Running acis_process_events with check_vf_pha=yes produces a new level=1 event file with possible background events flagged in status bit 23. This step is included in the Reprocessing Data to Create a New Level=2 Event File thread.
unix% pset acis_process_events check_vf_pha=yes unix% pset acis_process_events trail=0.027
The trail parameter
The amount of charge in the pixels above the center of the event island is due in part to a fraction of charge trailed from the other pixels (as a result of charge transfer inefficiency (CTI)). The trail parameter - set to the default value of 0.027 in this example - indicates what fraction of charge should be ignored when checking to see if the pixel is above the split threshold.
By default, the algorithm ignores 2.7% of the charge in the central pixels. This value comes from empirical data taken at the focal plane temperature of -110C. Those experiments have shown very little impact of trail parameter on the particle rejection efficiency. This is likely due to the fact that the CTI coefficient only affects testing of 1 or 2 of the 16 border pixels. Even if the value is far off, the rejection efficiency is degraded by 10% at most - that is, you reject 18% (instead of 20%) of the particles.
Elimination of Real Events
This caveat applies to both imaging and grating observations: in bright sources where pile-up superimposes events on one another, some percentage of real X-ray events are marked as potential background events.
To see if this is a problem in your data, create a file of the photons rejected by the check_vf_pha screening in acis_process_events. Here the filter is defined with status bit 23 marked as "bad" (1) and all other bits may be good or bad (x); note that the bits are counted from the right, starting at zero. This filter retains those events that have been flagged on account of the 5x5 screening:
unix% dmcopy "cleaned_evt1.fits[EVENTS][status=xxxxxxxx1xxxxxxxxxxxxxxxxxxxxxxx]" \ acis_884_23bad.fits
The image shows the reprocess event file with background cleaning appled (left) and the events that were flagged as background (right). There are some source photons identified as background particles by acis_process_events; this is evident because the photons are clumped around the source location. In this case, you may decide to keep the photons (i.e. reprocess the file again with VFAINT background-cleaning turned off).

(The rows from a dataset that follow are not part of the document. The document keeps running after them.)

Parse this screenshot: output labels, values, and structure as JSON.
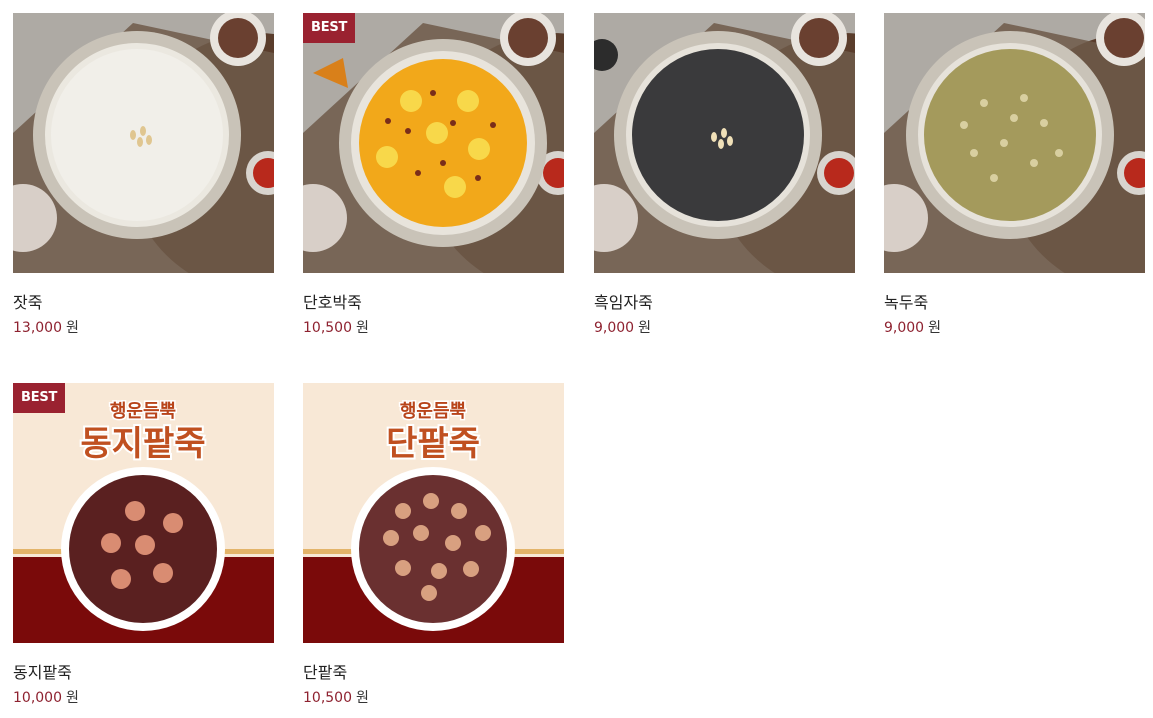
{
  "colors": {
    "accent": "#9a2230",
    "price": "#8e2230",
    "banner_red": "#7a0a0a",
    "banner_cream": "#f8e8d6"
  },
  "products": [
    {
      "name": "잣죽",
      "price": "13,000",
      "unit": "원",
      "badge": "",
      "image": "pine-nut-porridge-image"
    },
    {
      "name": "단호박죽",
      "price": "10,500",
      "unit": "원",
      "badge": "BEST",
      "image": "pumpkin-porridge-image"
    },
    {
      "name": "흑임자죽",
      "price": "9,000",
      "unit": "원",
      "badge": "",
      "image": "black-sesame-porridge-image"
    },
    {
      "name": "녹두죽",
      "price": "9,000",
      "unit": "원",
      "badge": "",
      "image": "mung-bean-porridge-image"
    },
    {
      "name": "동지팥죽",
      "price": "10,000",
      "unit": "원",
      "badge": "BEST",
      "image": "dongji-red-bean-porridge-image",
      "banner_top": "행운듬뿍",
      "banner_title": "동지팥죽"
    },
    {
      "name": "단팥죽",
      "price": "10,500",
      "unit": "원",
      "badge": "",
      "image": "sweet-red-bean-porridge-image",
      "banner_top": "행운듬뿍",
      "banner_title": "단팥죽"
    }
  ]
}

If the rejected photons are uniform across the field, then pile-up was not a problem and it is safe to filter out those events. There are more examples of this comparison on the Reducing ACIS Quiescent Background Using Very Faint Mode page.
Caveat: Running destreak to Remove Streak Events
When the background cleaning has been applied, the destreak tool will not be as efficient at detecting (and removing) streak events because of the large number of nonzero status bits set by the background-cleaning algorithm.
Running destreak with a custom mask setting ignores the status bit set by background cleaning (bit 23):
Even those events that have been flagged as background will be evaluated as possible streak events. This step is included in the Reprocessing Data to Create a New Level=2 Event File thread.